Mississippi Should Tell CFPB to “Stop Spying on Me”

The federal Consumer Financial Protection Bureau is coming to Mississippi Wednesday and Thursday with a public forum on “access to information.” A vital question for Mississippians to ask leaders of the bureaucracy at the venue, being held from 11 AM to 1 PM tomorrow at Mississippi Valley State University in Itta Bena, is why the CFPB wants so much access to their personal information.

Here is the CFPB’s meeting agenda for Mississippi. This Facebook page tells about the privacy violations and other problems with this uniquely unaccountable governmental entity.

The CFPB, created by the Dodd-Frank financial overhaul to defend consumers in the credit card and mortgage markets, is building a database of sensitive individual financial information that rivals that of the National Security Agency. According to Bloomberg News, the CFPB already has “anonymous information about at least 10 million consumers.”
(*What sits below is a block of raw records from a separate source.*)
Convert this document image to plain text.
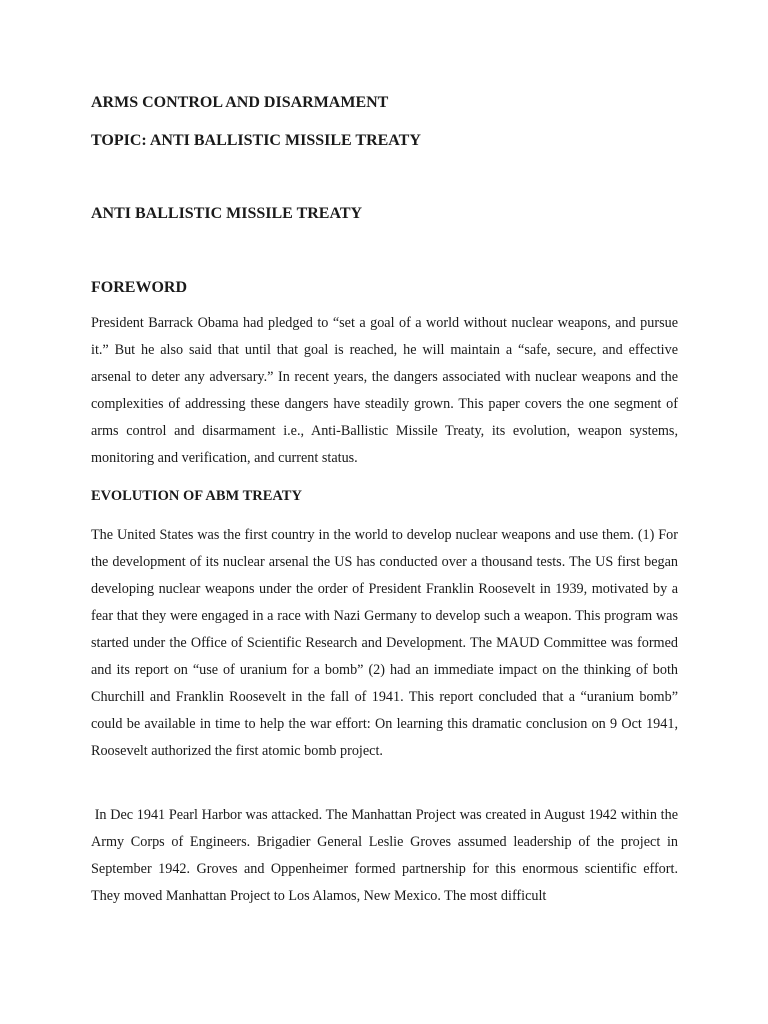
ARMS CONTROL AND DISARMAMENT
TOPIC: ANTI BALLISTIC MISSILE TREATY
ANTI BALLISTIC MISSILE TREATY
FOREWORD

President Barrack Obama had pledged to “set a goal of a world without nuclear weapons, and pursue it.” But he also said that until that goal is reached, he will maintain a “safe, secure, and effective arsenal to deter any adversary.” In recent years, the dangers associated with nuclear weapons and the complexities of addressing these dangers have steadily grown. This paper covers the one segment of arms control and disarmament i.e., Anti-Ballistic Missile Treaty, its evolution, weapon systems, monitoring and verification, and current status.

EVOLUTION OF ABM TREATY

The United States was the first country in the world to develop nuclear weapons and use them. (1) For the development of its nuclear arsenal the US has conducted over a thousand tests. The US first began developing nuclear weapons under the order of President Franklin Roosevelt in 1939, motivated by a fear that they were engaged in a race with Nazi Germany to develop such a weapon. This program was started under the Office of Scientific Research and Development. The MAUD Committee was formed and its report on “use of uranium for a bomb” (2) had an immediate impact on the thinking of both Churchill and Franklin Roosevelt in the fall of 1941. This report concluded that a “uranium bomb” could be available in time to help the war effort: On learning this dramatic conclusion on 9 Oct 1941, Roosevelt authorized the first atomic bomb project.

In Dec 1941 Pearl Harbor was attacked. The Manhattan Project was created in August 1942 within the Army Corps of Engineers. Brigadier General Leslie Groves assumed leadership of the project in September 1942. Groves and Oppenheimer formed partnership for this enormous scientific effort. They moved Manhattan Project to Los Alamos, New Mexico. The most difficult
On top of this, at a U.S. House hearing in July, CFPB acting deputy director Steven Antonakes revealed that bureau hopes to monitor 900 million credit-card accounts. This represents nearly 80 percent of the U.S. credit-card market. Sen. Mike Crapo (R-Idaho), a consistent advocate of privacy who called for limits on the surveillance provisions of the PATRIOT Act during the Bush administration, declared, “The bureau was founded with a mission to watch out for American consumers, not to watch them.”

CFPB director Richard Cordray, who will be at the forum as well as CFPB meetings in Itta Bena and Jackson that are closed to the public, has defended the database by saying that the CFPB blocks out “personally identifiable information” such as Social Security numbers, and that these mounds of data are needed for the CFPB to “understand” the markets it is regulating.

On the first point, the process is for “anonymizing” the data unclear, and the CFPB is evasive in answering the questions raised by the agencies’ contracts with private data mining firms. A contract obtained by the conservative watchdog group Judicial Watch indicates that an individual’s age, postal code, and Census block identifier are all included in the CFPB database.

The CFPB also has not said whether and under what circumstances it will share this data with other government agencies. Privacy experts add that handling and storage of such voluminous amounts of confidential data will almost certainly be vulnerable to hacking and abuse.

As to whether all this info is necessary to protect consumers, the CFPB has yet to explain why it can’t “understand” markets with statistical sampling of at most a few thousand consumers. That’s the way other federal and state agencies have done it for decades.

At the same time the CFPB demanding the most intimate financial information of consumers, it is fostering excessive secrecy about its own activities. It is holding daylong meetings in Itta Bena on Wednesday and at the Hilton Garden Inn in Jackson on Thursday with private sector activists and academics on its Consumer Advisory Board, but most Mississippians will not be invited. In describing the two-day agenda, the CFPB states that “only the 11 AM to 1 pm Public Session will be open to the public.” Apparently, not even a video of these “closed sessions” will be available to the public. The CFPB only states that it will “issue a summary of the board’s activities during the closed session.”

This secrecy may be in violation of federal laws promoting openness in government. In a letter objecting to similar meetings of the CFPB’s advisory board, the Community Financial Services Association noted that the Federal Advisory Committee Act allows such meeting to exclude the public “only where information to be discussed involves trade secrets, classified government materials or national security matters related to foreign policy.” As the letter points out, these are” topics that are never within the purview” of the CFPB.

If the CFPB wants the trust of Mississippi and American consumers to foster transparency in markets, it must be more open in its own affairs. And it must stop nosing around in the personal financial matters of the individuals it was created to serve.

Michael Mayfield, a research associate at the Competitive Enterprise Institute and senior at Mississippi State University, contributed to this post.